Diese Möglichkeit ist schon ausgeschlossen durch einige uns bekannte Begebenheiten.
Gottes"beweise" im wissenschaftlichen Sinne halte ich für eine Fehlinvestition von Energie und Intellekt.Das müsste eher so aussehen
Man wird auch keine empirischen "Beweise" dafür finden, dass ich ein Bewusstsein habe.
Man wird keine Beweise dafür finden, dass ich Gefühle habe - AUSSER man abstrahiert unzulässig und tut einfach so, als wären die chemischen und elektrischen Begleiterscheinungen die Emotion selbst.
Wenn man natürlich so tut, als wäre die Liebe SELBST nur eine Abfolge von Chemikalien.... dann reicht es auch als Gottesbeweis, dass das Universum geschaffen wurde - es ist ein Zirkelschluss.
Es gibt letztlich eine MENGE an Dingen, die sich nicht empirisch belegen lassen und eine noch viel grössere Menge an Dingen, deren "Belege" nur auf Abstraktionen und Wortspielereien basieren.

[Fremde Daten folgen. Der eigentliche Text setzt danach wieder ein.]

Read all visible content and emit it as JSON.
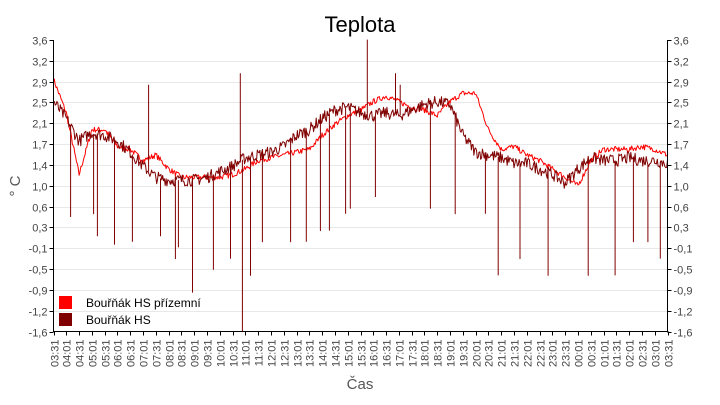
{
  "chart_data": {
    "type": "line",
    "title": "Teplota",
    "xlabel": "Čas",
    "ylabel": "° C",
    "ylim": [
      -1.6,
      3.6
    ],
    "y_ticks": [
      "3,6",
      "3,2",
      "2,9",
      "2,5",
      "2,1",
      "1,7",
      "1,4",
      "1,0",
      "0,6",
      "0,3",
      "-0,1",
      "-0,5",
      "-0,9",
      "-1,2",
      "-1,6"
    ],
    "x_ticks": [
      "03:31",
      "04:01",
      "04:31",
      "05:01",
      "05:31",
      "06:01",
      "06:31",
      "07:01",
      "07:31",
      "08:01",
      "08:31",
      "09:01",
      "09:31",
      "10:01",
      "10:31",
      "11:01",
      "11:31",
      "12:01",
      "12:31",
      "13:01",
      "13:31",
      "14:01",
      "14:31",
      "15:01",
      "15:31",
      "16:01",
      "16:31",
      "17:01",
      "17:31",
      "18:01",
      "18:31",
      "19:01",
      "19:31",
      "20:01",
      "20:31",
      "21:01",
      "21:31",
      "22:01",
      "22:31",
      "23:01",
      "23:31",
      "00:01",
      "00:31",
      "01:01",
      "01:31",
      "02:01",
      "02:31",
      "03:01",
      "03:31"
    ],
    "grid": true,
    "legend_position": "bottom-left",
    "series": [
      {
        "name": "Bouřňák HS přízemní",
        "color": "#ff0000",
        "values": [
          2.9,
          2.3,
          1.2,
          2.0,
          2.0,
          1.7,
          1.65,
          1.45,
          1.55,
          1.3,
          1.15,
          1.15,
          1.15,
          1.15,
          1.2,
          1.3,
          1.45,
          1.5,
          1.55,
          1.6,
          1.65,
          1.9,
          2.1,
          2.25,
          2.35,
          2.5,
          2.6,
          2.5,
          2.4,
          2.35,
          2.25,
          2.5,
          2.65,
          2.65,
          2.0,
          1.65,
          1.7,
          1.55,
          1.45,
          1.3,
          1.15,
          1.0,
          1.45,
          1.65,
          1.65,
          1.65,
          1.7,
          1.65,
          1.55
        ]
      },
      {
        "name": "Bouřňák HS",
        "color": "#800000",
        "values": [
          2.5,
          2.2,
          1.8,
          1.95,
          1.9,
          1.8,
          1.6,
          1.35,
          1.15,
          1.1,
          1.1,
          1.1,
          1.15,
          1.25,
          1.35,
          1.5,
          1.55,
          1.6,
          1.7,
          1.9,
          2.0,
          2.2,
          2.35,
          2.4,
          2.3,
          2.25,
          2.3,
          2.25,
          2.35,
          2.45,
          2.5,
          2.45,
          1.9,
          1.6,
          1.55,
          1.5,
          1.4,
          1.4,
          1.3,
          1.2,
          1.05,
          1.3,
          1.5,
          1.45,
          1.45,
          1.5,
          1.45,
          1.45,
          1.4
        ],
        "spikes": [
          [
            "04:11",
            0.45
          ],
          [
            "05:05",
            0.5
          ],
          [
            "05:14",
            0.1
          ],
          [
            "05:54",
            -0.05
          ],
          [
            "06:36",
            0.0
          ],
          [
            "07:14",
            2.8
          ],
          [
            "07:42",
            0.1
          ],
          [
            "08:17",
            -0.3
          ],
          [
            "08:24",
            -0.1
          ],
          [
            "08:57",
            -0.9
          ],
          [
            "09:46",
            -0.5
          ],
          [
            "10:26",
            -0.3
          ],
          [
            "10:49",
            3.0
          ],
          [
            "10:54",
            -1.6
          ],
          [
            "11:13",
            -0.6
          ],
          [
            "11:41",
            0.0
          ],
          [
            "12:47",
            0.0
          ],
          [
            "13:24",
            0.0
          ],
          [
            "13:57",
            0.2
          ],
          [
            "14:18",
            0.2
          ],
          [
            "14:56",
            0.5
          ],
          [
            "15:07",
            0.6
          ],
          [
            "15:47",
            3.6
          ],
          [
            "16:06",
            0.8
          ],
          [
            "16:53",
            3.0
          ],
          [
            "17:04",
            2.8
          ],
          [
            "18:15",
            0.6
          ],
          [
            "19:13",
            0.5
          ],
          [
            "20:24",
            0.5
          ],
          [
            "20:54",
            -0.6
          ],
          [
            "21:45",
            -0.3
          ],
          [
            "22:51",
            -0.6
          ],
          [
            "00:25",
            -0.6
          ],
          [
            "01:28",
            -0.6
          ],
          [
            "02:11",
            0.0
          ],
          [
            "02:45",
            0.0
          ],
          [
            "03:14",
            -0.3
          ]
        ]
      }
    ]
  }
}
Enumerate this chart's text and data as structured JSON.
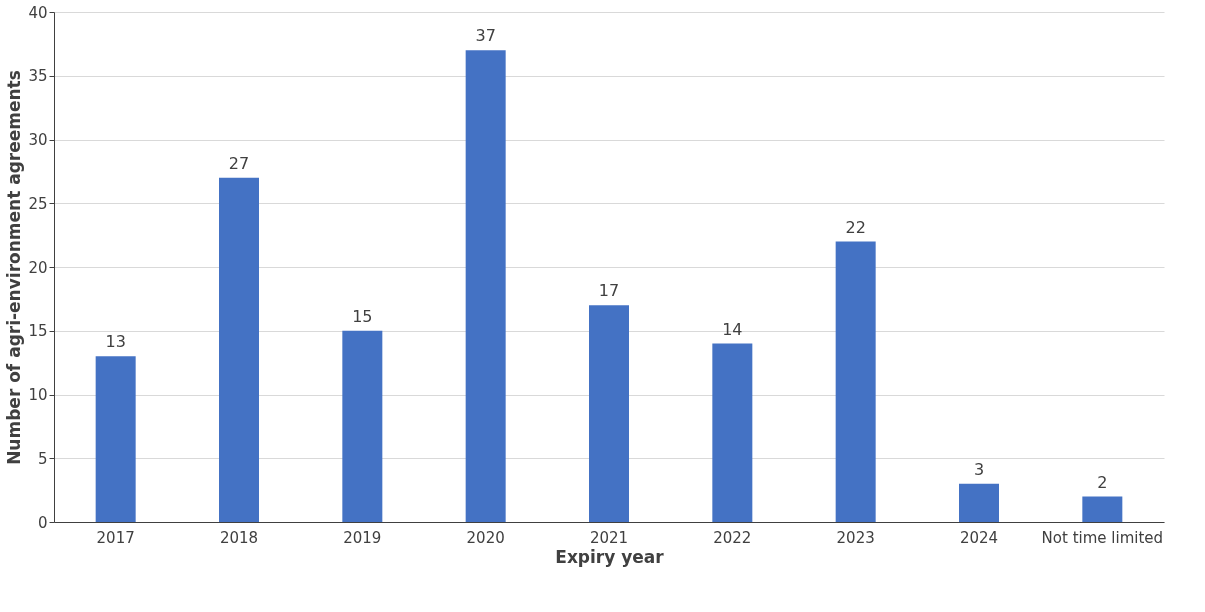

Für mich hingegen sind die Effekte interessant!
Die Effekte, die ein Gebet haben kann, sind sehr interessant zu beobachten und zu fühlen - und Gefühle sind letztlich das, woran ich interessiert bin im Leben.
Ich will mich GUT fühlen und will glücklich sein. Das ist mir das Wichtigste.